Beim Originalspiel von 1998 waren Ladebildschirme beim Wechseln der Areale ein technisches Muss. Die damalige Hardware und die Cartridges konnten die zusammenhängende 3D-Welt von Hyrule nicht komplett in den Speicher laden, wodurch Unterbrechungen unumgänglich waren.
Natürlich gibt es mittlerweile andere Möglichkeiten, solche Ladebildschirme zu kaschieren, insofern ist die Absicht dahinter klar erkennbar. Es ist zugleich ein Punkt, über den sich Fans nach der Vorstellung der Neuauflage streiten.
Einige feiern die Idee, die dem N64-Gaming der 90er-Jahre Tribut zollt. Andere empfinden die künstlichen Gameplay-Pausen als albernen Zusatz.
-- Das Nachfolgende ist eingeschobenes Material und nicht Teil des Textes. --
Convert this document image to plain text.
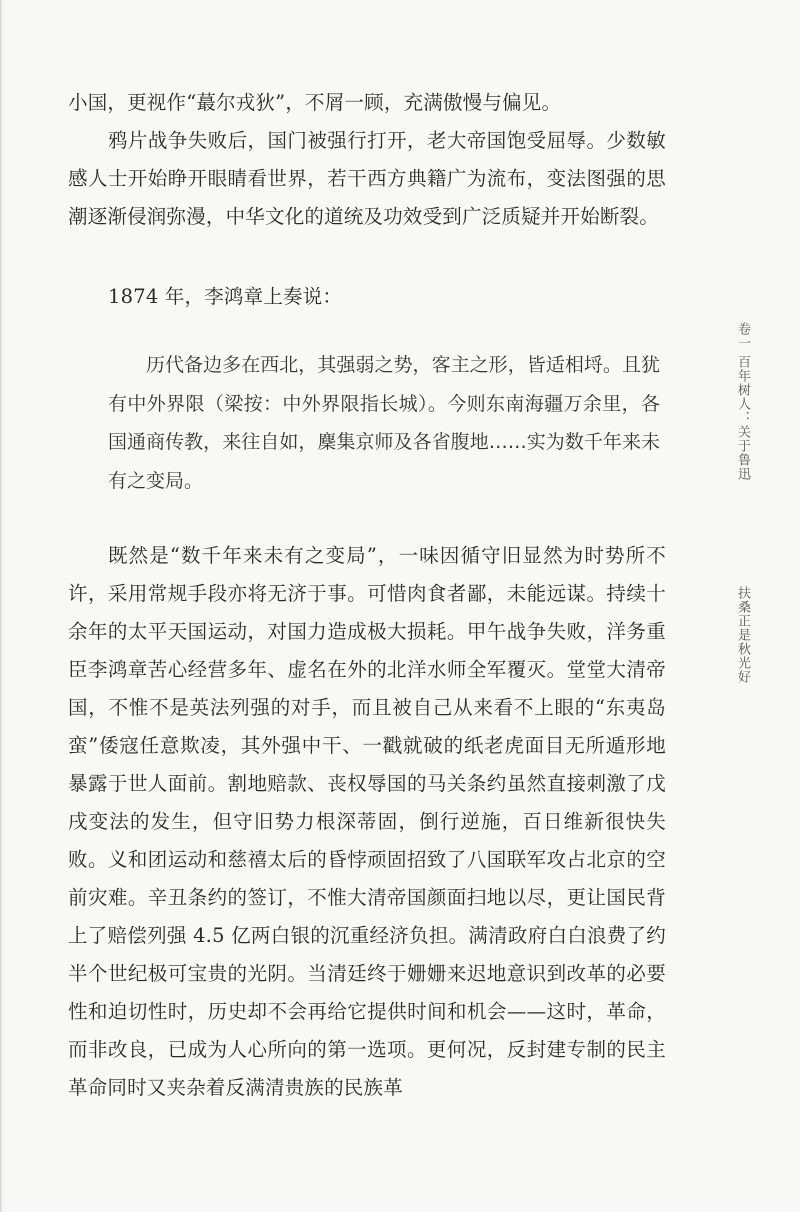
小国，更视作“蕞尔戎狄”，不屑一顾，充满傲慢与偏见。

鸦片战争失败后，国门被强行打开，老大帝国饱受屈辱。少数敏感人士开始睁开眼睛看世界，若干西方典籍广为流布，变法图强的思潮逐渐侵润弥漫，中华文化的道统及功效受到广泛质疑并开始断裂。

1874 年，李鸿章上奏说：

历代备边多在西北，其强弱之势，客主之形，皆适相埒。且犹有中外界限（梁按：中外界限指长城）。今则东南海疆万余里，各国通商传教，来往自如，麇集京师及各省腹地……实为数千年来未有之变局。

既然是“数千年来未有之变局”，一味因循守旧显然为时势所不许，采用常规手段亦将无济于事。可惜肉食者鄙，未能远谋。持续十余年的太平天国运动，对国力造成极大损耗。甲午战争失败，洋务重臣李鸿章苦心经营多年、虚名在外的北洋水师全军覆灭。堂堂大清帝国，不惟不是英法列强的对手，而且被自己从来看不上眼的“东夷岛蛮”倭寇任意欺凌，其外强中干、一戳就破的纸老虎面目无所遁形地暴露于世人面前。割地赔款、丧权辱国的马关条约虽然直接刺激了戊戌变法的发生，但守旧势力根深蒂固，倒行逆施，百日维新很快失败。义和团运动和慈禧太后的昏悖顽固招致了八国联军攻占北京的空前灾难。辛丑条约的签订，不惟大清帝国颜面扫地以尽，更让国民背上了赔偿列强 4.5 亿两白银的沉重经济负担。满清政府白白浪费了约半个世纪极可宝贵的光阴。当清廷终于姗姗来迟地意识到改革的必要性和迫切性时，历史却不会再给它提供时间和机会——这时，革命，而非改良，已成为人心所向的第一选项。更何况，反封建专制的民主革命同时又夹杂着反满清贵族的民族革

卷一 百年树人：关于鲁迅
扶桑正是秋光好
"Ladezeiten, um das Feeling zu bewahren?", kommentierte ein Fan. "Lol, das glaube ich keine Sekunde. Es ist völlig in Ordnung, dass sie drin sind, aber behauptet nicht, das sei der wahre Grund, Nintendo."
"Ladezeiten/Screens zwischen Gebieten weiterhin im Spiel, absichtlich hinzugefügt, um das Spielgefühl zu bewahren. Bitte was? Lmao", ergänzt ein anderer. "Das ist doch dumm."
Ein dritter User sieht jedoch kein Problem darin: "Mich hat das nicht gestört. Dadurch wirken die Gebiete stärker voneinander getrennt und bieten einen besseren Kontrast. Und davon abgesehen dauern die Ladebildschirme eh nur zwei Sekunden – also wen juckt's."